Na avaliação de Luis Otavio de Souza, economista-chefe do ABC Brasil, a taxa anualizada (considerando que o número de setembro se repetirá nos meses seguintes) dos serviços é de 5,7%, o que poderia suscitar a ideia de que poderia haver uma inversão na trajetória desses preços para níveis mais baixos. Contudo, com os reajustes salariais de várias categorias importantes este mês e com o aumento do salário mínimo em 2012, os preços podem voltar a subir mais.
Cunha, da PUC-Rio, diz que o IPCA-15 veio um pouco acima das estimativas do mercado - que previa 0,50% - mas lembrou que os alimentos vieram menores que o esperado. Segundo ele, as surpresas foram vestuário e passagens aéreas. Houve outros pontos de pressão no índice, como os combustíveis. A alta do etanol passou de 1,54% para 1,95%, enquanto a gasolina variou 0,65% em setembro.
- Foi um resultado inesperado, mas isso é a maldição dos índices, sempre vai ter um chuchu para atrapalhar - disse, referindo-se aos frequentes "pontos fora da curva" que elevam os preços.
Ele acredita que a inflação continuará pressionada e que o câmbio, com dólar em elevação, será mais uma pressão sobre os preços.
Meta em 2011 cada vez mais distante
A inflação se traduz numa conta mais alta no supermercado, comenta o eletromecânico Floriano da Silva.
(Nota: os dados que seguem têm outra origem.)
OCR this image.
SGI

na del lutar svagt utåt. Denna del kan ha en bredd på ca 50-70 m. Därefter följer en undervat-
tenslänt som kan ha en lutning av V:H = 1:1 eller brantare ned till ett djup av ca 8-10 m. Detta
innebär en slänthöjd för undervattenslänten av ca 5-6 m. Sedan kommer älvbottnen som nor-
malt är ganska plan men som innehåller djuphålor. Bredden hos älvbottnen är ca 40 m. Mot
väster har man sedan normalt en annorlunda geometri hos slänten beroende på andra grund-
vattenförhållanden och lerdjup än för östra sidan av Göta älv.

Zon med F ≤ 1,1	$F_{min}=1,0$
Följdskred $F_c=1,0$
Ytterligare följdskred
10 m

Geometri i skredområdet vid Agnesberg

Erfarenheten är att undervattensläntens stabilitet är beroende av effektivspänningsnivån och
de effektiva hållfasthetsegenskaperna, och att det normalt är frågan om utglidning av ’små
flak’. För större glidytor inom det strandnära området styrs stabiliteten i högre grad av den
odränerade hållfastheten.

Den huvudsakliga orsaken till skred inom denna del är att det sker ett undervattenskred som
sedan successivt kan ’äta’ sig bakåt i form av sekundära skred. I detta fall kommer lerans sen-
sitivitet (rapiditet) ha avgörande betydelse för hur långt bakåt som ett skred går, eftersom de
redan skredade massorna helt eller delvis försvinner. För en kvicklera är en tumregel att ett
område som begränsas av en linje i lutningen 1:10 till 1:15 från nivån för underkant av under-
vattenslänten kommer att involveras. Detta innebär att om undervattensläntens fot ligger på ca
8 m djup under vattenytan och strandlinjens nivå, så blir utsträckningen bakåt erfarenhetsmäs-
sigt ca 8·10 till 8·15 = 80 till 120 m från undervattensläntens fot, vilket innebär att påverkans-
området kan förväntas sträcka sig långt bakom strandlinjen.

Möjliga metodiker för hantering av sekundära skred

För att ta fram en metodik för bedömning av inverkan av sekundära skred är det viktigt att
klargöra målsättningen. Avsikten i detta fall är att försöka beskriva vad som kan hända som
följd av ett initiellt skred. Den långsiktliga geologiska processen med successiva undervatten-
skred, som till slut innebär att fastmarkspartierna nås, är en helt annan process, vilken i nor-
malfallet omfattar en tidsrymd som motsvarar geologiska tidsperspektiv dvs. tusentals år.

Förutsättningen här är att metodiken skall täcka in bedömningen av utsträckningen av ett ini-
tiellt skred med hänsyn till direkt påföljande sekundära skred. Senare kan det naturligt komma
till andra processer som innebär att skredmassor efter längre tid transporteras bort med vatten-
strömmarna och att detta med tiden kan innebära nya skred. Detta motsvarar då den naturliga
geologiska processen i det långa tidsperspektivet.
Há alguns meses, seu custo com alimentos era de R$600; agora, está perto de R$900. Ficaram mais caros leite, carne, frango e feijão.
- Faço substituições ali, outra aqui, para não ter de cortar no supermercado. Reduzo as idas a restaurantes, churrascarias e pizzarias, mas não mudo as marcas de preferência.
O professor Alcides Leite, da Trevisan Escola de Negócios, disse que, com o resultado, é praticamente impossível que a inflação do ano fique dentro do teto da meta (IPCA de 6,50% em 2011), mesmo levando em conta que o acumulado em 12 meses tende a cair até o fim deste ano, com a substituição de índices muito elevados dos últimos meses de 2010 por valores menores este ano. Para a economista-chefe do BNY Mellon ARX, Solange Srour, a curto prazo a subida do dólar leva as pessoas a acreditarem em mais inflação.
- O BC aposta que uma desaceleração global vai puxar as cotações de commodities para baixo, reduzindo a inflação. Mas se as commodities não caírem tanto e o câmbio continuar em alta, o efeito pode ser o oposto.